Kein Licht – Le « Thinkspiel » de Philippe Manoury
Diffusion en direct sur Artetv ce soir à 20h
Soirée réussie hier soir à l’Opéra comique, qui portait finalement bien son nom à cette occasion (il suffit d’apercevoir sur la photo Philippe Manoury ayant dû enfiler des bottes pour venir saluer le public – nombreux – sur une scène passablement inondée).
Pour rester dans l’humour, très présent dans l’ouvrage, comme je sais que Philippe Manoury abhorre la Turangalila, que Boulez avait qualifiée en son temps de « musique de bordel », on imagine le même sortant du spectacle en déclarant « »ce n’est pas de l’opéra, c’est le Magic Circus ! ». La mise en scène ne se prive pas en effet d’une série d’événements propres à relancer l’intérêt du public, tel le chien savant qui jappe sur commande (l’opéra devient animalier comme avec le taureau dans Moïse), les chanteurs ou acteurs se promenant dans le public ou les acteurs l’haranguant, le compositeur lui-même présentant son œuvre à la fin de la 1e période devant le public ou, à celle de la 2e, sur un écran vidéo, etc.
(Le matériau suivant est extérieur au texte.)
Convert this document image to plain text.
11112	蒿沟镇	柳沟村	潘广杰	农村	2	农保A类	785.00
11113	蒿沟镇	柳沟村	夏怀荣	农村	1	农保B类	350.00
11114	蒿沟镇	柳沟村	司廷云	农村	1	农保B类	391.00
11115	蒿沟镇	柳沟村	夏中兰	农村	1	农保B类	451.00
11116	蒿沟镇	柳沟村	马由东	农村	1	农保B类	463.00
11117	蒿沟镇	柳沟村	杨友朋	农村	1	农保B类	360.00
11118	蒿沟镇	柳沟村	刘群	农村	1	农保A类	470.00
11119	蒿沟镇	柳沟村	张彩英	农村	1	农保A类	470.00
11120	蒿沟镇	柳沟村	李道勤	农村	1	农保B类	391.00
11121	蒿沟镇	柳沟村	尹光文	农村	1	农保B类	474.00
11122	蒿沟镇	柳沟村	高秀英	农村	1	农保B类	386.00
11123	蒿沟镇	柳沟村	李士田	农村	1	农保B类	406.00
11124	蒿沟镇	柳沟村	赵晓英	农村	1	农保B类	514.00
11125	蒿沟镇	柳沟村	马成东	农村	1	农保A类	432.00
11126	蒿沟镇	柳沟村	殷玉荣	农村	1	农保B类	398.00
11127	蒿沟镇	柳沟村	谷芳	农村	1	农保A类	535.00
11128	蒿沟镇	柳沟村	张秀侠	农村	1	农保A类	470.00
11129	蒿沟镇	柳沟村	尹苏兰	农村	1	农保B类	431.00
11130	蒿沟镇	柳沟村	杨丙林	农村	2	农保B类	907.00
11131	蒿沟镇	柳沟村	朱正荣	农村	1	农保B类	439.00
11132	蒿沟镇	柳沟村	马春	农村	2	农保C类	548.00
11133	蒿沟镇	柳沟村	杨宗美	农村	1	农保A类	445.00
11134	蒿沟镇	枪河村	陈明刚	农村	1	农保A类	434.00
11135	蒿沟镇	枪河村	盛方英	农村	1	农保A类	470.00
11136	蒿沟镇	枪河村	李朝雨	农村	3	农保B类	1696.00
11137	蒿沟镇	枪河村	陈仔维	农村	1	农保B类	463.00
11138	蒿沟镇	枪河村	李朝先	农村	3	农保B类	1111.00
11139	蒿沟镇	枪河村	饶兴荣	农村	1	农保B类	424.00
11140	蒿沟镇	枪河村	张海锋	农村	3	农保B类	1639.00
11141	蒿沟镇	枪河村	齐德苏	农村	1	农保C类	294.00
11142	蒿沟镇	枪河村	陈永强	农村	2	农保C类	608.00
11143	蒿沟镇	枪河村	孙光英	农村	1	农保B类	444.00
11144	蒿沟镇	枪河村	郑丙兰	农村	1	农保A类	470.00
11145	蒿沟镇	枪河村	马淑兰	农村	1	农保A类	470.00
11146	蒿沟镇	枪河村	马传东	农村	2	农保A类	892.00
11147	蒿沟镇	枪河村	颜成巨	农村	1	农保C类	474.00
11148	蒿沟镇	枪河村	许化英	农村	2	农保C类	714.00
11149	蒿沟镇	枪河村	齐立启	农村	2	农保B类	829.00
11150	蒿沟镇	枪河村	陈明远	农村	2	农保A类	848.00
Mais là n’est pas l’essentiel, ni le texte d’Elfriede Jelinek sur l’accident de Fukushima, volontairement abscons, complété trois mois avant la création d’un texte inspiré par l’élection de Donald Trump d’où les sous-titres : 2011 (l’accident nucléaire) / 2012 (après l’accident) / 2017 (Trump).
Cette oeuvre présente plusieurs caractéristiques originales :
- Elle a été conçue de façon modulaire, le choix de l’ordre des séquences se faisant ‘au fil de l’eau’ avec notamment le metteur en scène ; elle peut ainsi varier d’une représentation à une autre.
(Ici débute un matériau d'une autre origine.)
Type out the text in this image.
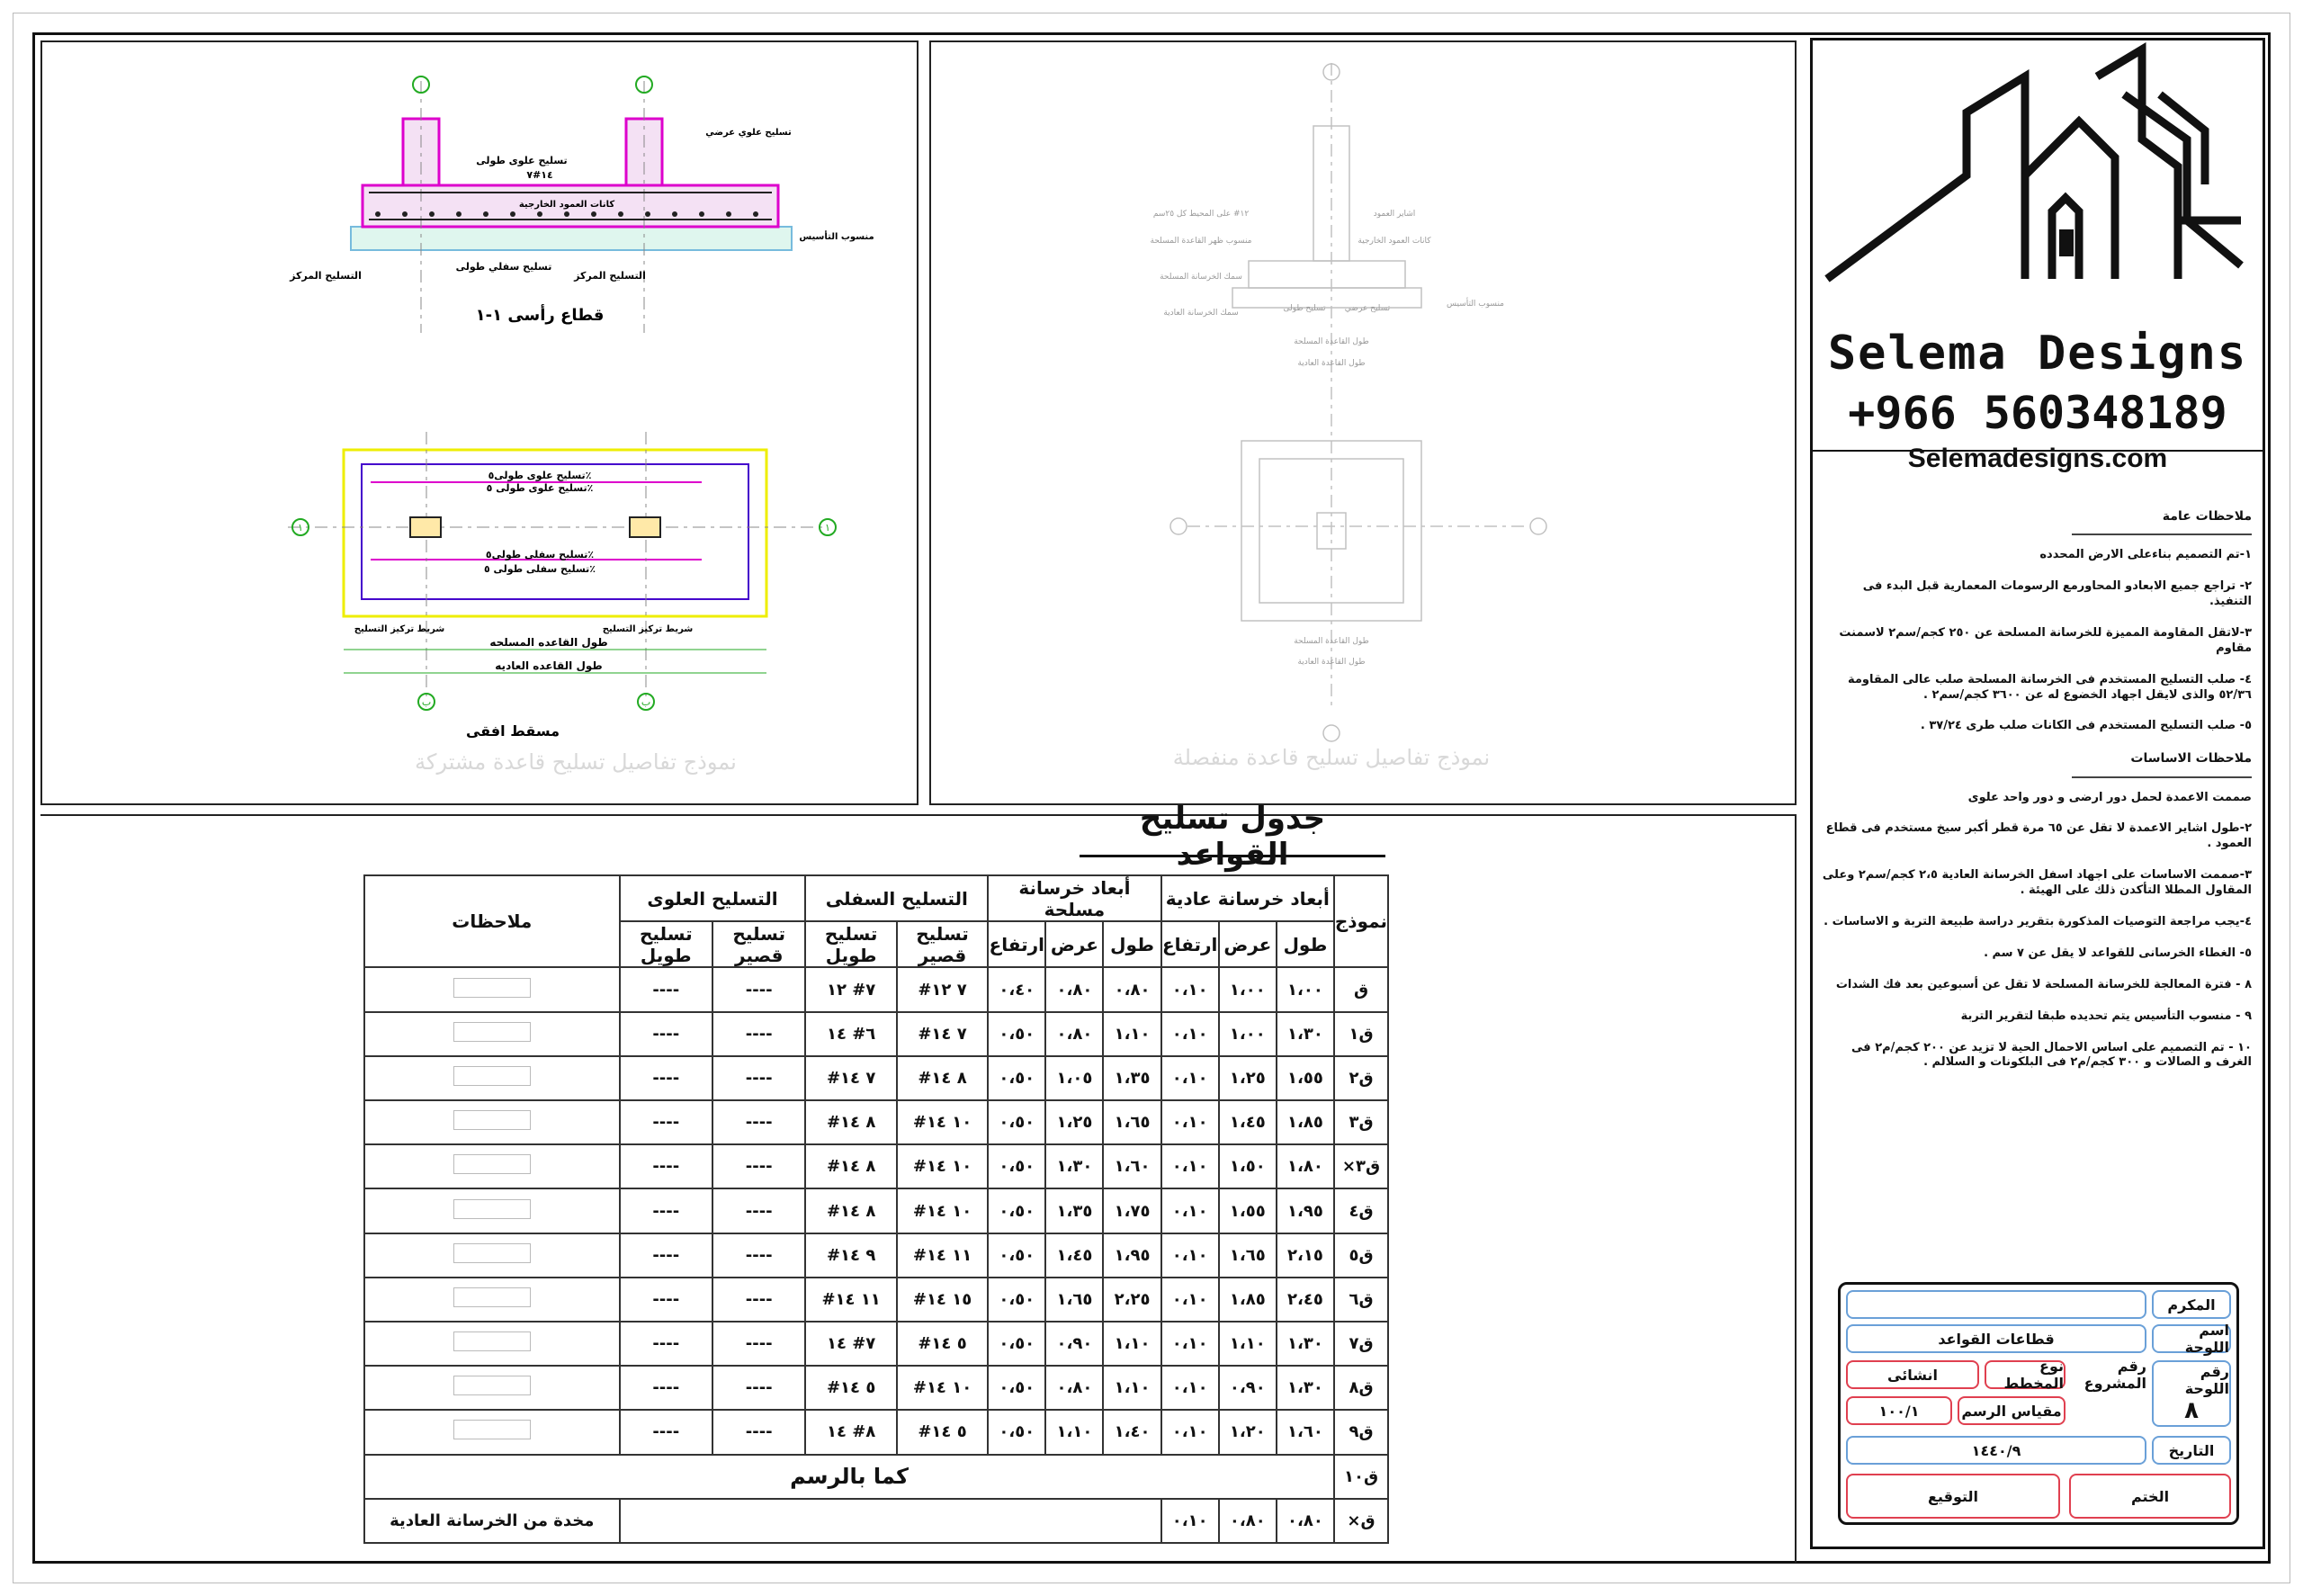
تسليح علوى طولى
١٤#٧
تسليح علوي عرضي
كانات العمود الخارجية
تسليح سفلي طولى
التسليح المركز	التسليح المركز
منسوب التأسيس
قطاع رأسى ١-١
١	١
ب	ب
تسليح علوى طولى٥٪
تسليح علوى طولى ٥٪
تسليح سفلى طولى٥٪
تسليح سفلى طولى ٥٪
شريط تركيز التسليح	شريط تركيز التسليح
طول القاعده المسلحه
طول القاعده العاديه
مسقط افقى
نموذج تفاصيل تسليح قاعدة مشتركة
١٢# على المحيط كل ٢٥سم
منسوب ظهر القاعدة المسلحة
سمك الخرسانة المسلحة
سمك الخرسانة العادية
اشاير العمود
كانات العمود الخارجية
منسوب التأسيس
تسليح طولى تسليح عرضي
طول القاعدة المسلحة
طول القاعدة العادية
طول القاعدة المسلحة
طول القاعدة العادية
نموذج تفاصيل تسليح قاعدة منفصلة
جدول تسليح القواعد
نموذج	أبعاد خرسانة عادية			أبعاد خرسانة مسلحة			التسليح السفلى		التسليح العلوى		ملاحظات
	طول	عرض	ارتفاع	طول	عرض	ارتفاع	تسليح قصير	تسليح طويل	تسليح قصير	تسليح طويل	
ق	١،٠٠	١،٠٠	٠،١٠	٠،٨٠	٠،٨٠	٠،٤٠	٧ ١٢#	٧# ١٢	----	----	
ق١	١،٣٠	١،٠٠	٠،١٠	١،١٠	٠،٨٠	٠،٥٠	٧ ١٤#	٦# ١٤	----	----	
ق٢	١،٥٥	١،٢٥	٠،١٠	١،٣٥	١،٠٥	٠،٥٠	٨ ١٤#	٧ ١٤#	----	----	
ق٣	١،٨٥	١،٤٥	٠،١٠	١،٦٥	١،٢٥	٠،٥٠	١٠ ١٤#	٨ ١٤#	----	----	
ق٣×	١،٨٠	١،٥٠	٠،١٠	١،٦٠	١،٣٠	٠،٥٠	١٠ ١٤#	٨ ١٤#	----	----	
ق٤	١،٩٥	١،٥٥	٠،١٠	١،٧٥	١،٣٥	٠،٥٠	١٠ ١٤#	٨ ١٤#	----	----	
ق٥	٢،١٥	١،٦٥	٠،١٠	١،٩٥	١،٤٥	٠،٥٠	١١ ١٤#	٩ ١٤#	----	----	
ق٦	٢،٤٥	١،٨٥	٠،١٠	٢،٢٥	١،٦٥	٠،٥٠	١٥ ١٤#	١١ ١٤#	----	----	
ق٧	١،٣٠	١،١٠	٠،١٠	١،١٠	٠،٩٠	٠،٥٠	٥ ١٤#	٧# ١٤	----	----	
ق٨	١،٣٠	٠،٩٠	٠،١٠	١،١٠	٠،٨٠	٠،٥٠	١٠ ١٤#	٥ ١٤#	----	----	
ق٩	١،٦٠	١،٢٠	٠،١٠	١،٤٠	١،١٠	٠،٥٠	٥ ١٤#	٨# ١٤	----	----	
ق١٠	كما بالرسم										
ق×	٠،٨٠	٠،٨٠	٠،١٠								مخدة من الخرسانة العادية
Selema Designs
+966 560348189
Selemadesigns.com
ملاحظات عامة
١-تم التصميم بناءعلى الارض المحدده
٢- تراجع جميع الابعادو المحاورمع الرسومات المعمارية قبل البدء فى التنفيذ.
٣-لاتقل المقاومة المميزة للخرسانة المسلحة عن ٢٥٠ كجم/سم٢ لاسمنت مقاوم
٤- صلب التسليح المستخدم فى الخرسانة المسلحة صلب عالى المقاومة ٥٢/٣٦ والذى لايقل اجهاد الخضوع له عن ٣٦٠٠ كجم/سم٢ .
٥- صلب التسليح المستخدم فى الكانات صلب طرى ٣٧/٢٤ .
ملاحظات الاساسات
صممت الاعمدة لحمل دور ارضى و دور واحد علوى
٢-طول اشاير الاعمدة لا تقل عن ٦٥ مرة قطر أكبر سيخ مستخدم فى قطاع العمود .
٣-صممت الاساسات على اجهاد اسفل الخرسانة العادية ٢،٥ كجم/سم٢ وعلى المقاول المطلا التأكدن ذلك على الهيئة .
٤-يجب مراجعة التوصيات المذكورة بتقرير دراسة طبيعة التربة و الاساسات .
٥- الغطاء الخرسانى للقواعد لا يقل عن ٧ سم .
٨ - فترة المعالجة للخرسانة المسلحة لا تقل عن أسبوعين بعد فك الشدات
٩ - منسوب التأسيس يتم تحديده طبقا لتقرير التربة
١٠ - تم التصميم على اساس الاحمال الحية لا تزيد عن ٢٠٠ كجم/م٢ فى الغرف و الصالات و ٣٠٠ كجم/م٢ فى البلكونات و السلالم .
المكرم
اسم اللوحة
قطاعات القواعد
رقم اللوحة
٨
رقم المشروع
نوع المخطط
انشائى
مقياس الرسم
١٠٠/١
التاريخ
١٤٤٠/٩
الختم
التوقيع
- Elle fait appel aussi bien au chant – du récitatif à l’envolée lyrique, au parlé, au parlé-chanté qu’à des chœurs.
- Elle est chantée en allemand mais aussi parfois en français – elle se termine façon Les Adieux » de Haydn.
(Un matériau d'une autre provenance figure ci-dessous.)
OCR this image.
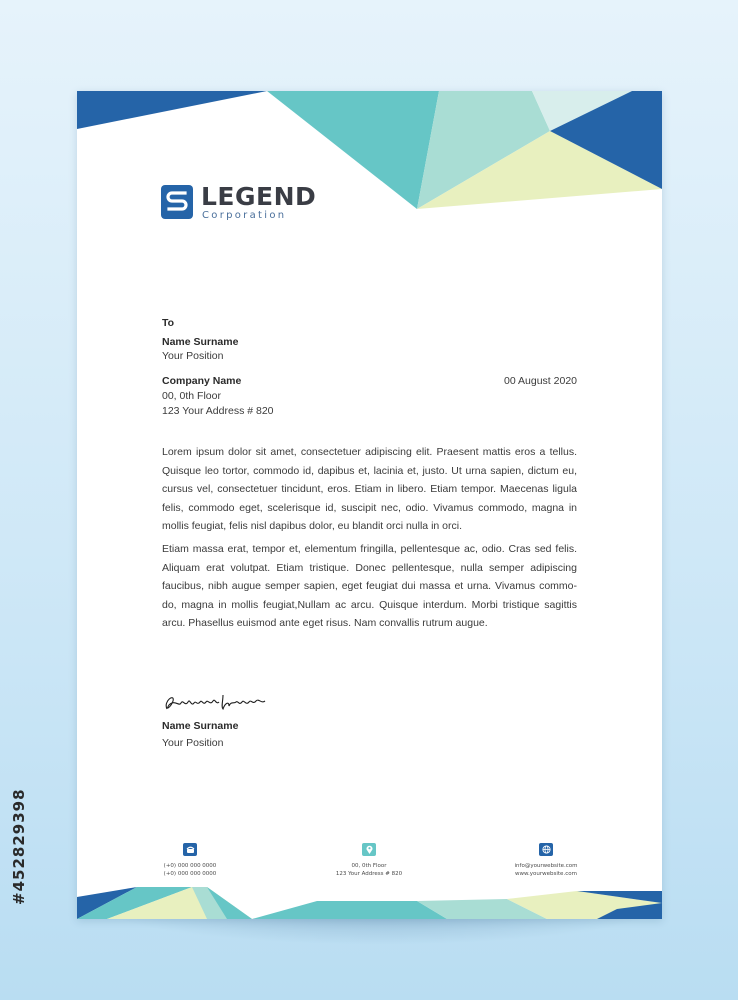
#452829398
LEGEND
Corporation
To
Name Surname
Your Position
Company Name
00, 0th Floor
123 Your Address # 820
00 August 2020

Lorem ipsum dolor sit amet, consectetuer adipiscing elit. Praesent mattis eros a tellus. Quisque leo tortor, commodo id, dapibus et, lacinia et, justo. Ut urna sapien, dictum eu, cursus vel, consectetuer tincidunt, eros. Etiam in libero. Etiam tempor. Maecenas ligula felis, commodo eget, scelerisque id, suscipit nec, odio. Vivamus commodo, magna in mollis feugiat, felis nisl dapibus dolor, eu blandit orci nulla in orci.

Etiam massa erat, tempor et, elementum fringilla, pellentesque ac, odio. Cras sed felis. Aliquam erat volutpat. Etiam tristique. Donec pellentesque, nulla semper adipiscing faucibus, nibh augue semper sapien, eget feugiat dui massa et urna. Vivamus commo-do, magna in mollis feugiat,Nullam ac arcu. Quisque interdum. Morbi tristique sagittis arcu. Phasellus euismod ante eget risus. Nam convallis rutrum augue.

Name Surname
Your Position
(+0) 000 000 0000
(+0) 000 000 0000
00, 0th Floor
123 Your Address # 820
info@yourwebsite.com
www.yourwebsite.com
- Elle fait appel à l’informatique en temps réel, la voix étant même traitée pour produire une musique « autonome » basée sur des chaînes de Markov (cf. la conférence inaugurale de P. Manoury au Collège de France cette année). La technique, maniée de sa console par le compositeur devient un acteur à part entière.
- C’est une œuvre hybride mêlant la théâtralité qui interpelle et la musique et le chant qui séduisent.
- Pas de mort de la soprano ou du ténor à la fin… d’ailleurs il n’y a pas de personnage à proprement parler, les deux acteurs se nommant A et B.
En résumé, une soirée originale, vivante, pleine de trouvailles, d’humour et de drame. Une musique superbe, avec des cuivres pétaradants, des modes de jeu très variés, des références à Mahler (une mesure du 4e mouvement de la 3e à la fin, égrenée de façon lancinante au piano ou même « l’intro » du trompettiste au tout début comme pour la 5e), à Wozzek et même R. Strauss ; une musique que l’on pourrait même parfois qualifiée de « swinguante ».
Prestation remarquable de l’ensemble instrumental luxembourgeois, superbement dirigé par Julien Leroy et particulièrement celle des deux chanteuses Christina Daletska et Olivia Vermeulen.
Succès mérité pour un spectacle aussi vivant qu’interpellant, peut-être un ou deux « tunnels » vers la fin des 2e et 3e périodes.
Sarah Maria Sun, soprano ; Olivia Vermeulen, mezzo-soprano ; Christina Daletska, contralto ; Lionel Peintre, baryton ; Caroline Peters, Niels Bormann, acteurs ; Chien "Cheeky" (dressage Karine Laproye) ; Quatuor vocal du chœur du théâtre national croate de Zagreb ; United Instruments of Lucilin ; Julien Leroy, direction ; Nicolas Stemann, mise en scène.